ISO 13485 for medical device quality management shares many similarities with ISO 9001, the leading global quality management standard with more than 1.1 million certificates worldwide.
While most standard revisions now follow ISO 9001’s new high-level structure, ISO 13485 does not, even though it was released after ISO 9001. Clearly there are structural differences, but you may be wondering—how different are they?
Today we’re looking at the similarities and differences between the two standards, and whether life sciences companies and related services need both certifications.
Similarities Between ISO 9001 and ISO 13485
When you get down to brass tacks, ISO 9001 and ISO 13485 are both essentially about the same thing: helping companies create consistently safe, high quality products. ISO 9001 also shares other similarities with ISO 13485, such as:
- Risk mitigation: More so than previous versions, both standards emphasize the need for organizations to incorporate risk into design and production.
- Plan-Do-Check-Act: Despite the fact that the two standards do not share the same structure, they both use the Plan-Do-Check-Act process approach.
- Customer focus: Both ISO 9001 and ISO 13485 are built around ensuring customer expectations are met.
- QMS requirements: To comply with either standard, organizations will require effective processes and tools for Document Control, Employee Training, Audits and Corrective Action.

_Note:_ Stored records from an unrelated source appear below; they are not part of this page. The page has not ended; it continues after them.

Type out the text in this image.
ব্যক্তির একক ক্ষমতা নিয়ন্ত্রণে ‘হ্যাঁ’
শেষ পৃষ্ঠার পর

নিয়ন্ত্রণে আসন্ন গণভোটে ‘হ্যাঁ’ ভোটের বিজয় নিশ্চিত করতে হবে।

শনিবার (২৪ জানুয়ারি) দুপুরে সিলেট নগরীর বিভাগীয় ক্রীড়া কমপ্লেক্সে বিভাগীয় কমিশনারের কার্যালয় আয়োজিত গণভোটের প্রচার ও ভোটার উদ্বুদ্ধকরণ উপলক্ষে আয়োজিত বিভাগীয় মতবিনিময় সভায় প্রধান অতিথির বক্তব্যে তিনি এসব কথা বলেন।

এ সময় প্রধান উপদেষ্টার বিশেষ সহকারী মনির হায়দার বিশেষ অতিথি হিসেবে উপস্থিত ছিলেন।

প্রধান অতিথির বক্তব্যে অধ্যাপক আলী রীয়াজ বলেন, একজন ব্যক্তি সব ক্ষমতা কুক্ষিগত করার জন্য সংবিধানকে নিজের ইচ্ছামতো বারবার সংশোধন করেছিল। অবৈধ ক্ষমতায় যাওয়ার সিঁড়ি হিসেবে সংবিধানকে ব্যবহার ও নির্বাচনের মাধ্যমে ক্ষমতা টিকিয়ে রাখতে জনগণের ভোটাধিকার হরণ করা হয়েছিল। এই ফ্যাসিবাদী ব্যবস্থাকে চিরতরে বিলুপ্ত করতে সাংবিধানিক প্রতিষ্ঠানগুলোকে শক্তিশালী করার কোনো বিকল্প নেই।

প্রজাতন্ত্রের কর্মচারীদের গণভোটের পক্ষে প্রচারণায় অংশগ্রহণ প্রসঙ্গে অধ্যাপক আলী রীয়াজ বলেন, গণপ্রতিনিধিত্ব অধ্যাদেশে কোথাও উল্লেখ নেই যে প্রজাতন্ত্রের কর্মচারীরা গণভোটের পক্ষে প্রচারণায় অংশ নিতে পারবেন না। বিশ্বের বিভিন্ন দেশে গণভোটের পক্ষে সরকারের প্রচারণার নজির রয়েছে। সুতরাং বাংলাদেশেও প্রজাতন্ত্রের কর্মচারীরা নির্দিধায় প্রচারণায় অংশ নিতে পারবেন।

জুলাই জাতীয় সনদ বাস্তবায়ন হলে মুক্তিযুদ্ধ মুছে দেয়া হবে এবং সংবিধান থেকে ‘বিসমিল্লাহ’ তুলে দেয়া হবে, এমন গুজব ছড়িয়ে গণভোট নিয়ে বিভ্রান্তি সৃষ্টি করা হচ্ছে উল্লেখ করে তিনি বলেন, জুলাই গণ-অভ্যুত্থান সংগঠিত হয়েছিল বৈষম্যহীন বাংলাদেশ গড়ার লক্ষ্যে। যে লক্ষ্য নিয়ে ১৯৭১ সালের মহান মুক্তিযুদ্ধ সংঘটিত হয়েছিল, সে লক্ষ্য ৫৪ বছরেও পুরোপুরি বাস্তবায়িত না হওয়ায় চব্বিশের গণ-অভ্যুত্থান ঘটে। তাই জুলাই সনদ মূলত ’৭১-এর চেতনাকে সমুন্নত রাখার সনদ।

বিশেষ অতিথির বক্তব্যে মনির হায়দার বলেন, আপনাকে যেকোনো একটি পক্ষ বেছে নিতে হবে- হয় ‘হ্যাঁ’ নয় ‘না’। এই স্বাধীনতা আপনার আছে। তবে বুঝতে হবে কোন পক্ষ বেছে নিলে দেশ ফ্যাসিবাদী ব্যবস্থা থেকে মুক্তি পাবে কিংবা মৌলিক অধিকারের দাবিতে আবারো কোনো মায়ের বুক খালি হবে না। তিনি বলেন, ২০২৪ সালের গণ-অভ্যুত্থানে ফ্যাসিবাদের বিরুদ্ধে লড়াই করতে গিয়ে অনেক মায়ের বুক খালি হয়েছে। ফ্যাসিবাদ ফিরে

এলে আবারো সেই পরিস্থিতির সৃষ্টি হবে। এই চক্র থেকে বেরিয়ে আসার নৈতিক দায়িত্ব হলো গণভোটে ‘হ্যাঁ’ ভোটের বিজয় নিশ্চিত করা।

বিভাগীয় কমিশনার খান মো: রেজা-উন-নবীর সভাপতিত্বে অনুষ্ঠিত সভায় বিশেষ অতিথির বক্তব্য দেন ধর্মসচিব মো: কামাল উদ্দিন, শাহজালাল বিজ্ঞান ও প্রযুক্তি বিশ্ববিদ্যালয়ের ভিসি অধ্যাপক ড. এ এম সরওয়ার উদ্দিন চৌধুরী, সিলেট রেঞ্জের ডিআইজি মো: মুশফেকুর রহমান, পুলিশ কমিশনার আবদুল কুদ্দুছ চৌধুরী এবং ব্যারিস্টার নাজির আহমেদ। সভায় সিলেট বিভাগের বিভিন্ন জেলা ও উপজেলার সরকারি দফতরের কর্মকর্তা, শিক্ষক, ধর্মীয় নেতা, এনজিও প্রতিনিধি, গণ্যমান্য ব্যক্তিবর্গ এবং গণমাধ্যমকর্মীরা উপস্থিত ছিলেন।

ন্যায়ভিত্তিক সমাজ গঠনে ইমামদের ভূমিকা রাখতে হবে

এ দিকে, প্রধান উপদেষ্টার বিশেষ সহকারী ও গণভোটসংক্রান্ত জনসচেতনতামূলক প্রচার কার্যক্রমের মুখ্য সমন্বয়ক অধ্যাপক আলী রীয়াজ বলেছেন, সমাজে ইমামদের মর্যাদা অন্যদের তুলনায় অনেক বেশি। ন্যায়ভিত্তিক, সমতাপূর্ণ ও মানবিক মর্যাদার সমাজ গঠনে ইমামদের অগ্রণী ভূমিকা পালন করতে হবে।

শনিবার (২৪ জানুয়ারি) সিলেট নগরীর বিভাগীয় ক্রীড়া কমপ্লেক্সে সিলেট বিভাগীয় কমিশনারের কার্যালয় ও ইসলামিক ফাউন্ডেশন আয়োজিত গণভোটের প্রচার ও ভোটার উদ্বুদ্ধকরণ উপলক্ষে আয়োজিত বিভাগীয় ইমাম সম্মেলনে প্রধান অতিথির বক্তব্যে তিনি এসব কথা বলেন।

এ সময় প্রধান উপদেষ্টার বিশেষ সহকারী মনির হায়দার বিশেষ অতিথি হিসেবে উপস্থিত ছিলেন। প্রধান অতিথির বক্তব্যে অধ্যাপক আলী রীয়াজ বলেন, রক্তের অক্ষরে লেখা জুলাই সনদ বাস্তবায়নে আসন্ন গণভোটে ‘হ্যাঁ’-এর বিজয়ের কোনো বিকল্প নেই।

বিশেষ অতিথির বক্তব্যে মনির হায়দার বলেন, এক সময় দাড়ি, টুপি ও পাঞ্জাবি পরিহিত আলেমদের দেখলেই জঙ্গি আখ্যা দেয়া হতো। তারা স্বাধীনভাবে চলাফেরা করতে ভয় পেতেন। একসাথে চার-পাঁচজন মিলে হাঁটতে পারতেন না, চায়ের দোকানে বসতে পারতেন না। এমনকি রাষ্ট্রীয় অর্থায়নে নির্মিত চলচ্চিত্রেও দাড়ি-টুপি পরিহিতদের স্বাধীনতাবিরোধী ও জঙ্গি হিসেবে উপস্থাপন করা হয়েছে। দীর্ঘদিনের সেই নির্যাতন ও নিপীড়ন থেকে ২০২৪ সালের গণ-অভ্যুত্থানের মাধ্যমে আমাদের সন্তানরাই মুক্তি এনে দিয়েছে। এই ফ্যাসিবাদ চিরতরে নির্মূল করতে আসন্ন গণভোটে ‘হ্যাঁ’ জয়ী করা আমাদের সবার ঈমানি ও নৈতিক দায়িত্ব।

Differences Between ISO 9001 and ISO 13845
Even though they are similar in many ways, it’s important to note there are significant ways in which they are different. These differences go beyond just not sharing the same structure and include:
Aims and outcomes: ISO 9001 requirements are skewed heavily towards ensuring customer satisfaction, while ISO 13485 puts more emphasis on the safety and efficacy of medical devices.
Continuous improvement focus: ISO 9001 now requires manufacturers to show continuous improvement. ISO 13485, on the other hand, only requires demonstrating effective implementation and maintenance of the quality system.

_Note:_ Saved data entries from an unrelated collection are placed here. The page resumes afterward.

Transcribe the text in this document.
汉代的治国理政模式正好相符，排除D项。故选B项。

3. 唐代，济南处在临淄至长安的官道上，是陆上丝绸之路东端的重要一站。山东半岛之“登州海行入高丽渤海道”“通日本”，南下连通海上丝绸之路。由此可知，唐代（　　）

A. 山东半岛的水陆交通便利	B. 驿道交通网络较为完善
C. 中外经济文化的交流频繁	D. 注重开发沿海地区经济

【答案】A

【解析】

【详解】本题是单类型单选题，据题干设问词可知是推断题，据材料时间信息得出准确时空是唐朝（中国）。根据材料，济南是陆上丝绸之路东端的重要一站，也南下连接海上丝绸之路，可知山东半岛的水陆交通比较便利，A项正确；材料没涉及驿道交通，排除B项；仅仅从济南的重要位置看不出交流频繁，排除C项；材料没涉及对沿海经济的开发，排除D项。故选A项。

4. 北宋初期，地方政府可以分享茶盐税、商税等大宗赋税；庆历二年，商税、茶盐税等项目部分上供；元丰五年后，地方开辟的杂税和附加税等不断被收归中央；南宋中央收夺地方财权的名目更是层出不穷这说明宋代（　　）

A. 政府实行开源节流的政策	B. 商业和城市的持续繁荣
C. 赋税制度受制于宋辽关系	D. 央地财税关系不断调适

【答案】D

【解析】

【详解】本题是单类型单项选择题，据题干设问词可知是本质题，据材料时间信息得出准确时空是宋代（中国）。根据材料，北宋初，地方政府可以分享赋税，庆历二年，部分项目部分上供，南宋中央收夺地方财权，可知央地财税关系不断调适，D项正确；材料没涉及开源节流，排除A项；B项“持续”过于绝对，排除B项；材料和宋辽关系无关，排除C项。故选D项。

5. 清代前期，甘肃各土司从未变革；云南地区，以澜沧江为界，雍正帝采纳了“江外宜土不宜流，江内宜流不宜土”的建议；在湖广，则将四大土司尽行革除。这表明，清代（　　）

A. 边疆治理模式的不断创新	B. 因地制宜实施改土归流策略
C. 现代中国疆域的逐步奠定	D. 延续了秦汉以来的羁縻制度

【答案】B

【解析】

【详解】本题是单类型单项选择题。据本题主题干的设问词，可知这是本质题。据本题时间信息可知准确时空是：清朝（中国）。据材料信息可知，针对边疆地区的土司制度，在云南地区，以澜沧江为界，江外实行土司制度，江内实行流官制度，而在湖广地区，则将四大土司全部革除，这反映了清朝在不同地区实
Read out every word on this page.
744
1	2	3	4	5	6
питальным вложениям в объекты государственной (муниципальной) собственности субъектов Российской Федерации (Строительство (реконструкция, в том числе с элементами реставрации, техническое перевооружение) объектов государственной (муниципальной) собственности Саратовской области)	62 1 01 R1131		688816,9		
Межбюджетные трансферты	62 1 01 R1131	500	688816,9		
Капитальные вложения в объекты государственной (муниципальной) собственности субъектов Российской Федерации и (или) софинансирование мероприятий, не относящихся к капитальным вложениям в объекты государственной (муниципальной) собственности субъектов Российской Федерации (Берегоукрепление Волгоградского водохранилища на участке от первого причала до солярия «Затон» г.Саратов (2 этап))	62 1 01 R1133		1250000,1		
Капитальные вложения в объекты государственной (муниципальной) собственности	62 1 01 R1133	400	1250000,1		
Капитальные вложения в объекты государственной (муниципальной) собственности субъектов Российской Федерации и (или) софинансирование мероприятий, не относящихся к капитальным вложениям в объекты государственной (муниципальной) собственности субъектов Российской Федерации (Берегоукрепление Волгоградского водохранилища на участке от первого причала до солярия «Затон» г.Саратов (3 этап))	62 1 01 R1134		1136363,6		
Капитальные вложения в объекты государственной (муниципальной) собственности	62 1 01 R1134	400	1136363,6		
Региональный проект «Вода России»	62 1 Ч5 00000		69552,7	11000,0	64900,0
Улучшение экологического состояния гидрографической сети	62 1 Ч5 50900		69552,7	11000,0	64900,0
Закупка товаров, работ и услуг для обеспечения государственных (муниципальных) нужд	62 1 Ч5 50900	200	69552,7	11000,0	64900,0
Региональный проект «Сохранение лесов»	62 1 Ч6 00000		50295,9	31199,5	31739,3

Documentation: ISO 13485’s documentation requirements are much more extensive than those in ISO 9001.
Risk management Organizations certifying to the medical device standard will also need to show how they incorporate risk management principles into product realization and post-market feedback.
Regulatory compliance: ISO 13485 is closely linked to regulatory requirements, especially concerning complaint handling, regulatory notifications and post-market surveillance.
Do You Need Both?
Situations where you might consider certifying to both include when medical devices represent just part of your business. For example, organizations providing related services such as contract manufacturers, suppliers or distributors might certify to ISO 13845 in addition to maintaining ISO 9001 compliance.
In general, however, medical device manufacturers will want to choose one or the other, as their structural differences would make it complicated to certify to both.
Not surprisingly, some device manufacturers are opting to drop the ISO 9001 in favor of ISO 13485, maintaining a medical device-specific QMS. If you’re selling devices internationally, ISO 13485 is a natural choice because it is currently being adopted as a standard by many regulatory agencies globally.
Meeting ISO Compliance Deadlines
Compliance dates are coming up soon, so organizations need to be on top of the coming changes. For ISO 9001, certificates to the 2008 version expire on September 14, 2018, with ISO 13485:2003 certificates good until February 28, 2019.
Companies should actively be planning their transition, learning about new requirements, assessing gaps and conducting informal audits so they can get as close to certification as possible on the first visit from external auditors.